Des marchés bondés, saturés de clients, alors que le nouveau coronavirus s'étend dans le pays... au Pakistan, le déconfinement se déroule dans la pagaille alors que s'annoncent les festivités de l'Aïd el-Fitr, qui marquent la fin du ramadan.

Au Raja bazar de Rawalpindi, la grande ville contiguë à la capitale Islamabad, une marée humaine avance péniblement, corps à corps, dans des ruelles étroites. Nombre de clients ne portent pas de masque.

"On ne peut être séparés de quelques centimètres dans ce marché encombré. Alors un mètre de distance, ce n'est pas possible", se lamente Ijaz Ghani, alors qu'autour de lui, de nombreuses femmes accompagnées de leurs enfants achètent vêtements, produits cosmétiques et autres bijoux.

L'Aïd el-Fitr, attendu dimanche ou lundi au Pakistan, selon l'apparition de la nouvelle lune, est l'occasion de nombreux cadeaux. Cette année, la fête la plus importante du calendrier musulman intervient au milieu de l'épidémie du nouveau coronavirus, qui a fait près de 330.000 morts dans le monde.

"Je ne peux plus être cruelle envers eux", explique Ishrat Jahan au sujet de ses quatre enfants, enfermés depuis des semaines à domicile. L'Aïd "est pour les enfants. S'ils ne peuvent pas la célébrer avec de nouveaux vêtements, il est inutile de travailler si dur toute l'année".

La période est pourtant délicate au Pakistan, pays de plus de 200 millions d'habitants à la population très jeune, où la létalité du Covid-19 reste faible, mais où une accélération de la maladie est constatée.

- "Sous contrôle" -

La cap des 1.000 morts a été franchi mercredi. Jeudi, celui des 50 morts quotidiens a pour la première fois été atteint. La barre des 50.000 cas positifs est dépassée vendredi, même si leur nombre ne représente qu'une fraction de la réalité, faute d'un dépistage conséquent.

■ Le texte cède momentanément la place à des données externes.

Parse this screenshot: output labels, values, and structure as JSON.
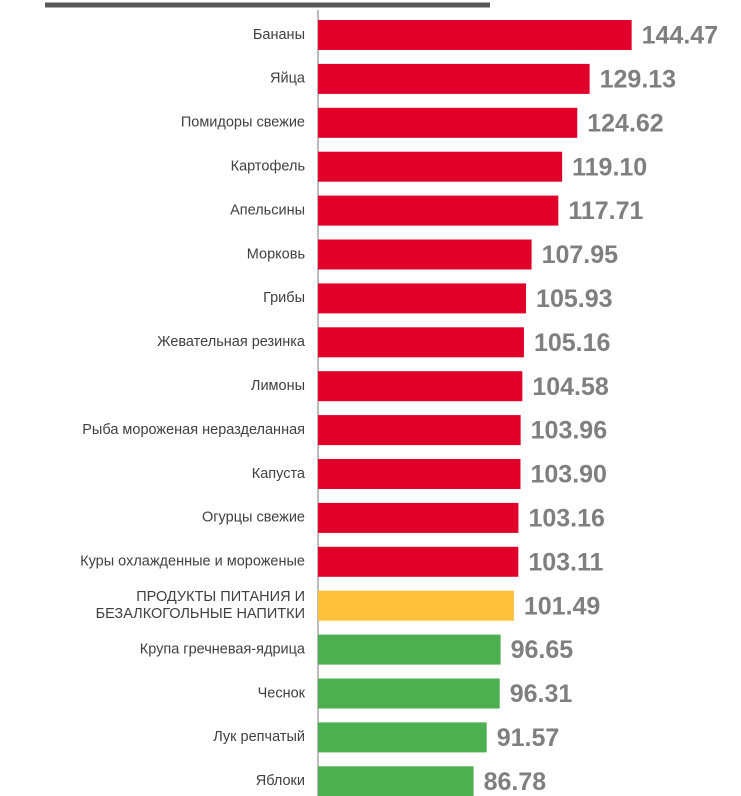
{
  "chart_data": {
    "type": "barh",
    "categories": [
      "Бананы",
      "Яйца",
      "Помидоры свежие",
      "Картофель",
      "Апельсины",
      "Морковь",
      "Грибы",
      "Жевательная резинка",
      "Лимоны",
      "Рыба мороженая неразделанная",
      "Капуста",
      "Огурцы свежие",
      "Куры охлажденные и мороженые",
      "ПРОДУКТЫ ПИТАНИЯ И\nБЕЗАЛКОГОЛЬНЫЕ НАПИТКИ",
      "Крупа гречневая-ядрица",
      "Чеснок",
      "Лук репчатый",
      "Яблоки"
    ],
    "values": [
      144.47,
      129.13,
      124.62,
      119.1,
      117.71,
      107.95,
      105.93,
      105.16,
      104.58,
      103.96,
      103.9,
      103.16,
      103.11,
      101.49,
      96.65,
      96.31,
      91.57,
      86.78
    ],
    "value_labels": [
      "144.47",
      "129.13",
      "124.62",
      "119.10",
      "117.71",
      "107.95",
      "105.93",
      "105.16",
      "104.58",
      "103.96",
      "103.90",
      "103.16",
      "103.11",
      "101.49",
      "96.65",
      "96.31",
      "91.57",
      "86.78"
    ],
    "colors": [
      "#e0002a",
      "#e0002a",
      "#e0002a",
      "#e0002a",
      "#e0002a",
      "#e0002a",
      "#e0002a",
      "#e0002a",
      "#e0002a",
      "#e0002a",
      "#e0002a",
      "#e0002a",
      "#e0002a",
      "#fdc13c",
      "#4caf50",
      "#4caf50",
      "#4caf50",
      "#4caf50"
    ],
    "xlim": [
      30,
      180
    ]
  }
}
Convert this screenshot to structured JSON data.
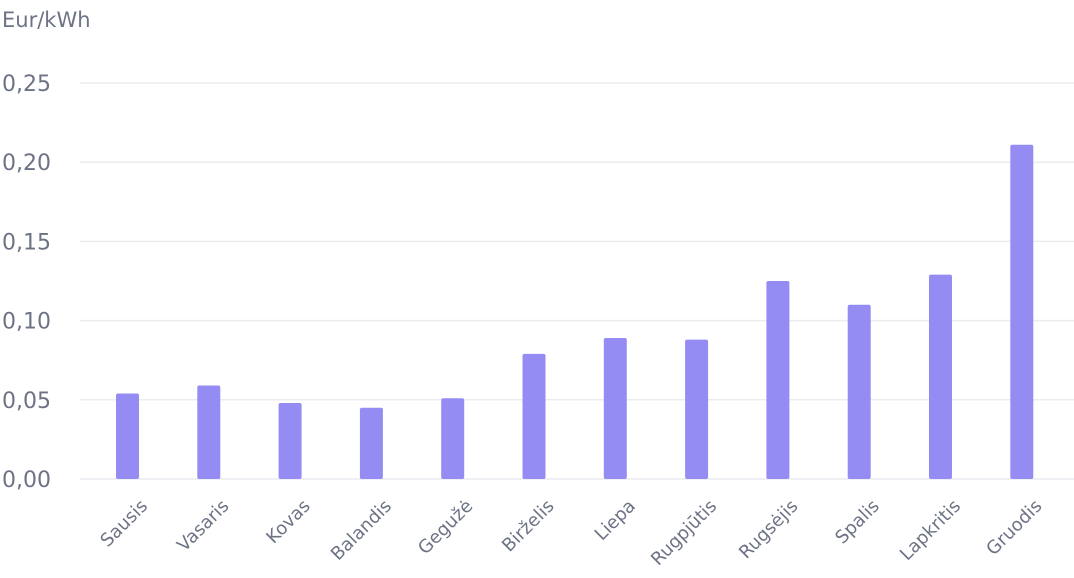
{
  "colors": {
    "bar": "#948cf3",
    "grid": "#ececf0",
    "axis_text": "#6d7385"
  },
  "chart_data": {
    "type": "bar",
    "title": "",
    "xlabel": "",
    "ylabel": "Eur/kWh",
    "categories": [
      "Sausis",
      "Vasaris",
      "Kovas",
      "Balandis",
      "Gegužė",
      "Birželis",
      "Liepa",
      "Rugpjūtis",
      "Rugsėjis",
      "Spalis",
      "Lapkritis",
      "Gruodis"
    ],
    "values": [
      0.054,
      0.059,
      0.048,
      0.045,
      0.051,
      0.079,
      0.089,
      0.088,
      0.125,
      0.11,
      0.129,
      0.211
    ],
    "ylim": [
      0,
      0.25
    ],
    "y_ticks": [
      0,
      0.05,
      0.1,
      0.15,
      0.2,
      0.25
    ],
    "y_tick_labels": [
      "0,00",
      "0,05",
      "0,10",
      "0,15",
      "0,20",
      "0,25"
    ],
    "grid": true,
    "legend": "none"
  }
}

Le ministre de la Santé du Khyber-Pakhtunkhwa, Taimoor Salim Jhagra, qui compte officiellement 7.000 malades, estime ainsi le nombre de cas réels à "plus de 10 fois les chiffres officiels" dans cette province du nord-ouest du pays.

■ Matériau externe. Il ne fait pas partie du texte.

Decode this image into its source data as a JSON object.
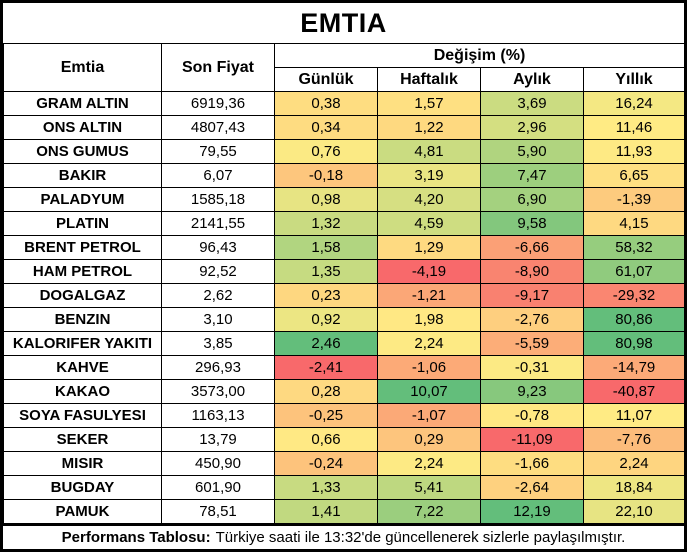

La situation est selon lui "toujours sous contrôle" au Pakistan, où de premières projections voyaient le pays franchir le cap des 1.000 morts "la premier semaine d'avril" du fait d'un système de santé en déliquescence et d'un illettrisme important.

Par comparaison, le Brésil, à la population équivalente, compte plus de 20.000 morts, dont près de 1.200 pour la journée de mercredi à jeudi.

Mais les craintes sont réelles que le coronavirus ne s'emballe au Pakistan. Des projections officielles prévoient de 2.500 à près de 4.700 morts au 15 juin prochain.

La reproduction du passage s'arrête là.